57. As regards the order for payment of maintenance by a lump sum, the Judge cannot be faulted. The appellant made that proposal, and the learned Judge took into account the special prevailing circumstances relating to the difficulties that had been experienced by the respondent in getting the interim monthly maintenance that had been ordered by the court.
58. The complaint that the Judge did not consider Article 45 of the Constitution is not merited. The learned Judge was alive to the fact that Section 25(2) of the repealed Matrimonial Causes Act had to be construed in the context of the Constitution. He said so in these words:
“It is important to draw attention to the fact that while the above provision seems to be discriminatory to men in that it only provides for the payment by men of maintenance to women, any adverse effect to men is eliminated by Section 7(1) of the Sixth Schedule of the Constitution which provides:
“All law in force immediately before the effective date continues in force and shall be construed with the alterations, adaptations, qualification and exceptions necessary to bring in into conformity with this Constitution.”

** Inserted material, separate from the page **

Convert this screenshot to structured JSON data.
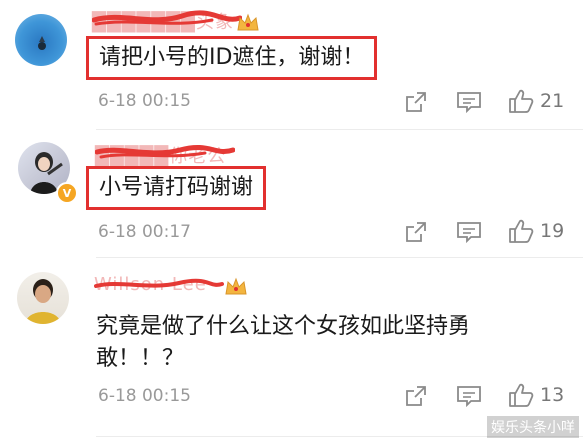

A conjunctive reading of the above provisions would require the words “husband” and “wife” to be adapted to the principle of equality in the Constitution and thus replaced with the word “spouse” so as not to discriminate any of the sexes, either directly or indirectly.”
59. The upshot of the foregoing is that, we must interfere with the decision of the trial judge.
60. We venture to suggest that whenever a court is faced with an application for maintenance, whether seeking interim relief or upon dissolution of the marriage, it must direct the parties to furnish the court with comprehensive information by way of affidavit relating to their respective financial circumstances. The affidavits should detail the assets, income, expenditure and liabilities of each party over the relevant period and should be supported by necessary evidence. If there is contest over such information, an inquiry or investigation must then be scheduled where the parties are subjected to cross-examination on their affidavits in order for the court to make an informed decision. On making orders for maintenance, the parties must be accorded the liberty to subsequently apply for variation of such orders should the circumstances of the parties materially change to warrant such variation.
61. In conclusion, we allow the appeal and set aside the orders made for the payment of maintenance by the appellant to the respondent of Kshs. 30 million and for the purchase of a house or payment Kshs. 60 million in lieu. We remit the matter back to the High Court before a judge other than Kimaru, J. with directions that the parties do, within 30 days from the date of delivery of this Judgment, file in the High Court comprehensive affidavits setting out their means, assets, income, expenditure and liabilities of each party supported by necessary evidence. Thereafter the High Court shall accord the parties a hearing before pronouncing itself on maintenance.
62. Meanwhile and pending determination by the High Court, the interim orders of maintenance under which the appellant is to pay to the respondent Kshs. 150,000.00 per month shall continue in force.
63. Each party shall bear its costs of the appeal. The costs of the proceedings in the High Court shall be determined by the High Court upon pronouncing itself finally on the question of maintenance.
Dated and delivered at Nairobi this 30th day of June, 2017.
H. M. OKWENGU
JUDGE OF APPEAL
D. K. MUSINGA
JUDGE OF APPEAL
S. GATEMBU KAIRU, FCIArb
JUDGE OF APPEAL
I certify that this is a true copy of the original.